We use the anyNA() function to indicate whether there are any missing values in the original data set. Also, we can use the !c() to make a subset of all the variables we do not want to include. On top of this, we can use dplyr’s select() to choose the variables we want to include in the new data set. Finally, we apply drop_na() to exclude any missing data. At the end, we validate that out analyses excluded all missing data using anyNA() on the new data set.
There are a number of variables that are redundant. If we want to generate a useful model, we need to remove these redundancies. We can do this with select() from dplyr as we have used in previously.

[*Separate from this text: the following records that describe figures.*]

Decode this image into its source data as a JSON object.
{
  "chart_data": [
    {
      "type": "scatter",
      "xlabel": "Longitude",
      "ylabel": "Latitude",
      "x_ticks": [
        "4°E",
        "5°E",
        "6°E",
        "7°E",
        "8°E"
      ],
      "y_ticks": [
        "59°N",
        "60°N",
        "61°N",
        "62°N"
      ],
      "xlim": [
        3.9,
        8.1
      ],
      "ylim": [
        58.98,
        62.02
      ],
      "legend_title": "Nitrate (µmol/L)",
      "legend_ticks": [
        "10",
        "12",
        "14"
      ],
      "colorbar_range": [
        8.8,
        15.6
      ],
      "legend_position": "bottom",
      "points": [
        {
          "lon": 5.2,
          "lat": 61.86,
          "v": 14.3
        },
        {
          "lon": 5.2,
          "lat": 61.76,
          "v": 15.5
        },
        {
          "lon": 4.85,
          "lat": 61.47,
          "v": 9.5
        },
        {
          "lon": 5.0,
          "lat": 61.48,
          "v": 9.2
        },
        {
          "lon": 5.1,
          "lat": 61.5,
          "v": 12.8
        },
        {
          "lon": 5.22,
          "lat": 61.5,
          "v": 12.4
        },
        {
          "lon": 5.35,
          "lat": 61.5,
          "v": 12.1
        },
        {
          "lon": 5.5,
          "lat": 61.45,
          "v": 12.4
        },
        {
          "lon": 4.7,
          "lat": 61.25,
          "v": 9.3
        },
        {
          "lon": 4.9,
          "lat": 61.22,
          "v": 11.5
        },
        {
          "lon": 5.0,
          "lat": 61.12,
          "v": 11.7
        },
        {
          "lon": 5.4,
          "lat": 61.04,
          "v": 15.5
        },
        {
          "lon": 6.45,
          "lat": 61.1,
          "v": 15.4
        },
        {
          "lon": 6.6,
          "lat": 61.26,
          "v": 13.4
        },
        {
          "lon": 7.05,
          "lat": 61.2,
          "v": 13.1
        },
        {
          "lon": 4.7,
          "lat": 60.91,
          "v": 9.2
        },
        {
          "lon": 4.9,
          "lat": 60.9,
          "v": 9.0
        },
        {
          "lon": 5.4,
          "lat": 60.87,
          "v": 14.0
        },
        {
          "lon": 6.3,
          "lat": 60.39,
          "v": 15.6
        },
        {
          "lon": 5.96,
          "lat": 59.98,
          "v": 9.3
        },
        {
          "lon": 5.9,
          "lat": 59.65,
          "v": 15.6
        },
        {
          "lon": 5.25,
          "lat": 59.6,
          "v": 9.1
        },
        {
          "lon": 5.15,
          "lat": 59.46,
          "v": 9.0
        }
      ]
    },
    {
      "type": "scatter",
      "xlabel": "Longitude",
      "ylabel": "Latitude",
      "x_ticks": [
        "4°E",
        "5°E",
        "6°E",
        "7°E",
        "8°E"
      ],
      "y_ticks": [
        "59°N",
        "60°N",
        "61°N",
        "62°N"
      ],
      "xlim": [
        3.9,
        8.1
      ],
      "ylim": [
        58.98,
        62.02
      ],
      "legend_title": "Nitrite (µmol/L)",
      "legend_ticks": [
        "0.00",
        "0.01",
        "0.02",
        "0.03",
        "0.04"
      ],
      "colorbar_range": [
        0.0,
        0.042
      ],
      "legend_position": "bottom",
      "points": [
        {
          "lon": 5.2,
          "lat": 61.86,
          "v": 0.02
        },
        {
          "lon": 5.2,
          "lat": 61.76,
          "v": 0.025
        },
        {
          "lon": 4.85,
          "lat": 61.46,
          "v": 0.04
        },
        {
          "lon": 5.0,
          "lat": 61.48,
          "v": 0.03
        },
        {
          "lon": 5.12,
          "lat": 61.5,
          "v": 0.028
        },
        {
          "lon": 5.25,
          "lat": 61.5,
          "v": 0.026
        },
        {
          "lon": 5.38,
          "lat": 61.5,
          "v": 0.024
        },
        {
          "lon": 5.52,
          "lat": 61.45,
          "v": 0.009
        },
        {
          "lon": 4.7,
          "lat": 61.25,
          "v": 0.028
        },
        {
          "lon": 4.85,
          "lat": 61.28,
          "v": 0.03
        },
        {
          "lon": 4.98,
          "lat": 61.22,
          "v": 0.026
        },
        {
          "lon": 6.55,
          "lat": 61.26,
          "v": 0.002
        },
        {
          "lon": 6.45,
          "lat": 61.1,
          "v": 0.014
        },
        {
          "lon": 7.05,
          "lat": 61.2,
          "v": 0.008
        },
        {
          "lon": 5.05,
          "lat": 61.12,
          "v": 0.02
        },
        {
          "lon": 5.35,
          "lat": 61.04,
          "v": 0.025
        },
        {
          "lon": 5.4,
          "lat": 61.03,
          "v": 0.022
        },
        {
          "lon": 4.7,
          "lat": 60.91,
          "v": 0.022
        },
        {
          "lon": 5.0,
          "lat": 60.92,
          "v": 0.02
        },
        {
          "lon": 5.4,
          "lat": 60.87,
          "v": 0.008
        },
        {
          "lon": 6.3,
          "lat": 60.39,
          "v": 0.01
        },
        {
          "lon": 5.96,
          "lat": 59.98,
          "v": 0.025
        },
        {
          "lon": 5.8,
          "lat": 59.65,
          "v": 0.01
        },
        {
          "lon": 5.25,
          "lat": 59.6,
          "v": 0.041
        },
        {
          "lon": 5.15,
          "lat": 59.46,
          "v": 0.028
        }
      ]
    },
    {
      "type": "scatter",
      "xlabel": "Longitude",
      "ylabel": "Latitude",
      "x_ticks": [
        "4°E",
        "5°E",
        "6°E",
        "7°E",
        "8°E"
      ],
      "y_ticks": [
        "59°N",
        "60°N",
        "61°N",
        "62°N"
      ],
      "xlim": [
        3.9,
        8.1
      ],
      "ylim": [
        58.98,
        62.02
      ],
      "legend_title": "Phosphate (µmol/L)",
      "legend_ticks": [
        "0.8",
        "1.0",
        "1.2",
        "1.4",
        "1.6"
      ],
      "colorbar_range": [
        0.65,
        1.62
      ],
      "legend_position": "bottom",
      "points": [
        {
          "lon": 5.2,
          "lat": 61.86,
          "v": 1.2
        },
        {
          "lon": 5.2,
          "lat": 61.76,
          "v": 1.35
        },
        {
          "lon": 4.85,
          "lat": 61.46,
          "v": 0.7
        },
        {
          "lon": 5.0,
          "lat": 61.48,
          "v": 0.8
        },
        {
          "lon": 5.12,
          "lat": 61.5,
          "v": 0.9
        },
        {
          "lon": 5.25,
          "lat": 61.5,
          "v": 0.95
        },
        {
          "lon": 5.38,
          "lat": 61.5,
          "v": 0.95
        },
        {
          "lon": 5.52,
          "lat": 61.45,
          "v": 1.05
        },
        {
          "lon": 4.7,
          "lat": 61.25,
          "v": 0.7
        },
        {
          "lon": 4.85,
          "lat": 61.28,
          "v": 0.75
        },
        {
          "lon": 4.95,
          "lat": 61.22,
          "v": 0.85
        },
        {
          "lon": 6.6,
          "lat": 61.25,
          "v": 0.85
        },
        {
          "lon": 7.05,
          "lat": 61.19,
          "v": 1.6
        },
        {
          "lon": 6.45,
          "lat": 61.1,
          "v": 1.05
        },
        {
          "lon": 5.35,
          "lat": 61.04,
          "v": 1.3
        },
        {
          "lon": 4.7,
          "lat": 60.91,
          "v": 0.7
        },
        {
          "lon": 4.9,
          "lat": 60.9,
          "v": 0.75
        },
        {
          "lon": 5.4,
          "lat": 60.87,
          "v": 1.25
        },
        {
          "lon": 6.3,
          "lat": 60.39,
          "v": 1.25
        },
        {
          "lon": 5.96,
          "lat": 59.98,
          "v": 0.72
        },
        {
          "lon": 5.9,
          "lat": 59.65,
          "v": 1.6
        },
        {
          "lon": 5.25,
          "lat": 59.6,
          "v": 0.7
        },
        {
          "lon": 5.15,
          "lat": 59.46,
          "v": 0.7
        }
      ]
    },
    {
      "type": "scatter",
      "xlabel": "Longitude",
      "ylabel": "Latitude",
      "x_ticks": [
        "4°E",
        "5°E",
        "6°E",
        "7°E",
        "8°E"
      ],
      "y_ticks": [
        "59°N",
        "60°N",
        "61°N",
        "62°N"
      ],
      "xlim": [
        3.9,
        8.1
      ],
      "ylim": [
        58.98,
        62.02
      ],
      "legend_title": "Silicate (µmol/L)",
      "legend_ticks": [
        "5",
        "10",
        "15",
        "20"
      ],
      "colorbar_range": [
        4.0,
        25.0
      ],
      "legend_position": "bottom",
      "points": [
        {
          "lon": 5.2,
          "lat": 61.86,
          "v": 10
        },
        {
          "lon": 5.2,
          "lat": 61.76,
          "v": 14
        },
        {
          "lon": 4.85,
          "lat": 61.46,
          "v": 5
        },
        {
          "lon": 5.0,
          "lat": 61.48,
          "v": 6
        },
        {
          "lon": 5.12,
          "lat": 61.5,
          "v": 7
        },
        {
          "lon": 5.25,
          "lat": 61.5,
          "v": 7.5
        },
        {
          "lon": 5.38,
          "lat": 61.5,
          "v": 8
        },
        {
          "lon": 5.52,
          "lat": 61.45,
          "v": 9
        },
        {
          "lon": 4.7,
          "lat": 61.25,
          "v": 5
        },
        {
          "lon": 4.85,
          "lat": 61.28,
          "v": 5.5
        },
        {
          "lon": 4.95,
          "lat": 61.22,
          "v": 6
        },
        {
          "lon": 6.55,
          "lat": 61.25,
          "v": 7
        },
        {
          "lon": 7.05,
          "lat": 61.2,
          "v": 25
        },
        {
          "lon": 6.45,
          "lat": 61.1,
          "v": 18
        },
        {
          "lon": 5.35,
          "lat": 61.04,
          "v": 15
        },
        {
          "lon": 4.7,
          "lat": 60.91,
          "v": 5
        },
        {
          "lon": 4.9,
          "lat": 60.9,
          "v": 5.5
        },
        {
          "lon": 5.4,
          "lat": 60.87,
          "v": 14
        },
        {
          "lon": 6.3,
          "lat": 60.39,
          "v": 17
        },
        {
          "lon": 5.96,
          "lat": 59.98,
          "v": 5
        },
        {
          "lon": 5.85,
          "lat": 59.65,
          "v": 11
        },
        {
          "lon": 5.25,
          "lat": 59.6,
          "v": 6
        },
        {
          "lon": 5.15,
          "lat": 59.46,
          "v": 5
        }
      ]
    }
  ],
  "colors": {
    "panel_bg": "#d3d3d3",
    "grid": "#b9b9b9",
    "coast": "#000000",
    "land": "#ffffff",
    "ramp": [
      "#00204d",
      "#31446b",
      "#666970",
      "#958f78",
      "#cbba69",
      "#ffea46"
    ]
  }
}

Now, we need to check to see if there are any variables in which there is an extremely uneven number of Yes/No responses such that there are <50 responses for either Yes or No.
summary(flu_clean)
SwollenLymphNodes ChestCongestion ChillsSweats NasalCongestion Sneeze
No :418 No :323 No :130 No :167 No :339
Yes:312 Yes:407 Yes:600 Yes:563 Yes:391
Fatigue SubjectiveFever Headache Weakness CoughIntensity
No : 64 No :230 No :115 None : 49 None : 47
Yes:666 Yes:500 Yes:615 Mild :223 Mild :154
Moderate:338 Moderate:357
Severe :120 Severe :172
Myalgia RunnyNose AbPain ChestPain Diarrhea EyePn Insomnia
None : 79 No :211 No :639 No :497 No :631 No :617 No :315
Mild :213 Yes:519 Yes: 91 Yes:233 Yes: 99 Yes:113 Yes:415
Moderate:325
Severe :113
ItchyEye Nausea EarPn Hearing Pharyngitis Breathless ToothPn
No :551 No :475 No :568 No :700 No :119 No :436 No :565
Yes:179 Yes:255 Yes:162 Yes: 30 Yes:611 Yes:294 Yes:165
Vision Vomit Wheeze BodyTemp
No :711 No :652 No :510 Min. : 97.20
Yes: 19 Yes: 78 Yes:220 1st Qu.: 98.20
Median : 98.50
Mean : 98.94
3rd Qu.: 99.30
Max. :103.10
According to the table above, the Vision and Hearing variables meet this criteria, so we will remove those variables.
Again, we use the here() function to clearly indicate where the RDS file should be saved. We use saveRDS() to save the data set as the proper file type.